For the administration, the hearing validates the DOGE narrative while creating an uncomfortable parallel: the same bureaucratic obstruction documented in Minnesota mirrors the IG firings and DOJ staffing cuts that Sherman argued have weakened federal fraud enforcement. For Bernstein, the stakes are immediate. She is a current employee of the Minnesota DHS, not a retiree, and her Senate testimony puts her directly at odds with her employer.

The Democratic counterargument, pressed by Markey and amplified by Sherman, is that the hearing's selective focus on state-level fraud in Democratic-governed states ignores the federal dimension. Sherman noted that more than half of the contracts canceled by DOGE were held by small businesses, and that the administration has routinely invoked special powers to award contracts to preferred vendors while shielding DOGE from transparency. Markey pointed to a reported $1.8 billion fund established through a legal settlement involving Trump's own administration, describing it as an invitation to fraud with no meaningful oversight. Sen.
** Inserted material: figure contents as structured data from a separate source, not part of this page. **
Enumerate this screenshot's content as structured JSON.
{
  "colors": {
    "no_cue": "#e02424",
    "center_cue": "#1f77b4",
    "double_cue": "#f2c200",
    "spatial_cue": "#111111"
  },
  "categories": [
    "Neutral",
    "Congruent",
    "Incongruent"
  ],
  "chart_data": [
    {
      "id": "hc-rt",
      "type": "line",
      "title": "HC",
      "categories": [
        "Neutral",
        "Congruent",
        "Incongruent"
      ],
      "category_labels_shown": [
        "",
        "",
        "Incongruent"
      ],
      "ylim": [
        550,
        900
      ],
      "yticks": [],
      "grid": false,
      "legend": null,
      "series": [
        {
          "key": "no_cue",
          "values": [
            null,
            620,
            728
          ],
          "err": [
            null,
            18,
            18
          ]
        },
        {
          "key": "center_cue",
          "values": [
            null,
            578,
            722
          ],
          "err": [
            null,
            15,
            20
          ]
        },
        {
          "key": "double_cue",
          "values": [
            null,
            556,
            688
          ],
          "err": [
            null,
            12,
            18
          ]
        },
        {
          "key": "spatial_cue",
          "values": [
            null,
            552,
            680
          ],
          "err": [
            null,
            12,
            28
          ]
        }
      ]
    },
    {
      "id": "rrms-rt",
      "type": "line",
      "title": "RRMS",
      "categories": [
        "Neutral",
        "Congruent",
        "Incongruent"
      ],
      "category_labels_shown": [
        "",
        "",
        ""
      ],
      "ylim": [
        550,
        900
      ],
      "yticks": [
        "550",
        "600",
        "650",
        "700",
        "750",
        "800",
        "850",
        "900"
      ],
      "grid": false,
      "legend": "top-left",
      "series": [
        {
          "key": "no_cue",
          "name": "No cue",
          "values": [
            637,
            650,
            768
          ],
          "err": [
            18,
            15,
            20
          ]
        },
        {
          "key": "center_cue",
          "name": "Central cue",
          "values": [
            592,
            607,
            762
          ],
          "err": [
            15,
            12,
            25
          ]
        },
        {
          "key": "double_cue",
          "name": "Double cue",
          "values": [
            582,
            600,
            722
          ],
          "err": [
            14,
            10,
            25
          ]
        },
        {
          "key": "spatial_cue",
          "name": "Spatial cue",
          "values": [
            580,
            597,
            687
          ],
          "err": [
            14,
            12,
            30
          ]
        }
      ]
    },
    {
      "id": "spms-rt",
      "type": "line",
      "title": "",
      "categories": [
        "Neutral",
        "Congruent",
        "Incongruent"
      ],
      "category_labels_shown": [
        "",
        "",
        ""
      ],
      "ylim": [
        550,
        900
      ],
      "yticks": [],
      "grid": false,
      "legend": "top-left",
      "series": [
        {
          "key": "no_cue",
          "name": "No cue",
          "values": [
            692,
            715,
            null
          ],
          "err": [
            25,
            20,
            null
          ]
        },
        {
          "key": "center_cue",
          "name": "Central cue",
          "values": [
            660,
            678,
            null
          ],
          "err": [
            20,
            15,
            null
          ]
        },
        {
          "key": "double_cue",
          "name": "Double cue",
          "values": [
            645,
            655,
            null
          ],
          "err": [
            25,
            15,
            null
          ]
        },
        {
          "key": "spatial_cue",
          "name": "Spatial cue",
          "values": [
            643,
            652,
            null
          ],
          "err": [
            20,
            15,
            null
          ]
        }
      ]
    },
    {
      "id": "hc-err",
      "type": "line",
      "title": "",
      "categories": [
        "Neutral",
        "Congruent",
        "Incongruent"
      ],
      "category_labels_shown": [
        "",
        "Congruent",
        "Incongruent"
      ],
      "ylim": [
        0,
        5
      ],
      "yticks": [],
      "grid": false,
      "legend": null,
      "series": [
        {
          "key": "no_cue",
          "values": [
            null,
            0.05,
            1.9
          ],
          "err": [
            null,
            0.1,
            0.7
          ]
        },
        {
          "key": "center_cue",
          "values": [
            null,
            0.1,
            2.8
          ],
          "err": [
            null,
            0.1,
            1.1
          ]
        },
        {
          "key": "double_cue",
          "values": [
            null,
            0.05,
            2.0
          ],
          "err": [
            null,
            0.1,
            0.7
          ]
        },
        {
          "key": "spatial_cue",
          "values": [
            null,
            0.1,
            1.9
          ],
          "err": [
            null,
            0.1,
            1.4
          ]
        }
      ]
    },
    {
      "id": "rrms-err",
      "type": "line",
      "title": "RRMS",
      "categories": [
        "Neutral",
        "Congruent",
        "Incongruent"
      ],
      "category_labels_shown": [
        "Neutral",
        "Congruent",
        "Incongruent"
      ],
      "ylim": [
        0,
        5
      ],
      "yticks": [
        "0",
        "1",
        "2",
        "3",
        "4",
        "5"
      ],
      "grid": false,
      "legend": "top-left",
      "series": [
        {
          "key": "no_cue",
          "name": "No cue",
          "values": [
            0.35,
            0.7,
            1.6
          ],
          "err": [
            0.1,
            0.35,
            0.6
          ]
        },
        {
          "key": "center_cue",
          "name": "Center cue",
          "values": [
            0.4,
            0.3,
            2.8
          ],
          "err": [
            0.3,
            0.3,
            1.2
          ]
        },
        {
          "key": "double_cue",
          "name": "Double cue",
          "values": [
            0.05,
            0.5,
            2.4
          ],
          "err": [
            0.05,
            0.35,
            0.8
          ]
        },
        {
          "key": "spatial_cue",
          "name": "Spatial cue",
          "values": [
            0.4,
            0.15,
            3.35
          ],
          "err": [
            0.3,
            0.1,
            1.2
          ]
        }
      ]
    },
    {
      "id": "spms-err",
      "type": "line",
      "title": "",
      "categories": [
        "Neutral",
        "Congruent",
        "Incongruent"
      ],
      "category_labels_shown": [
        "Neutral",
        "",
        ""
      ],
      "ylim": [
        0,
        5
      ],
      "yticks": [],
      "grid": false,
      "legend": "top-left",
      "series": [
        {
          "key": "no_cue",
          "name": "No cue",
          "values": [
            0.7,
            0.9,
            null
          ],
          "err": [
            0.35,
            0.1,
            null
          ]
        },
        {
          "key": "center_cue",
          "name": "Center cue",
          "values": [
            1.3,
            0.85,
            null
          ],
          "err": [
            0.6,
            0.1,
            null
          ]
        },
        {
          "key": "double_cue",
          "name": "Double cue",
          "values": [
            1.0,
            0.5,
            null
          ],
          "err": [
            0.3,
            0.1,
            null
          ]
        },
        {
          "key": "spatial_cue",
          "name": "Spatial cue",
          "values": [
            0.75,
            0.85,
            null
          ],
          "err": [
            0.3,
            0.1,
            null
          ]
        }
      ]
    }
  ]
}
Husted (R-OH) offered a rare moment of bipartisan candor, noting that fraud is "not just the other team's problem" and that all taxpayer theft undermines the programs meant to help people in need.

What's Next

The hearing record remains open for two weeks. Ernst's anti-fraud legislative package, including the COST Act, is pending Senate action. The SBA Inspector General has been formally requested to investigate the 28 Ohio companies cited in Rosiak's reporting. Ohio State Auditor Keith Faber has said enforcement action on the Medicaid findings is imminent. New federal charges in Minnesota's child care fraud cases were unsealed the day after the hearing, suggesting the underlying criminal investigation is still accelerating.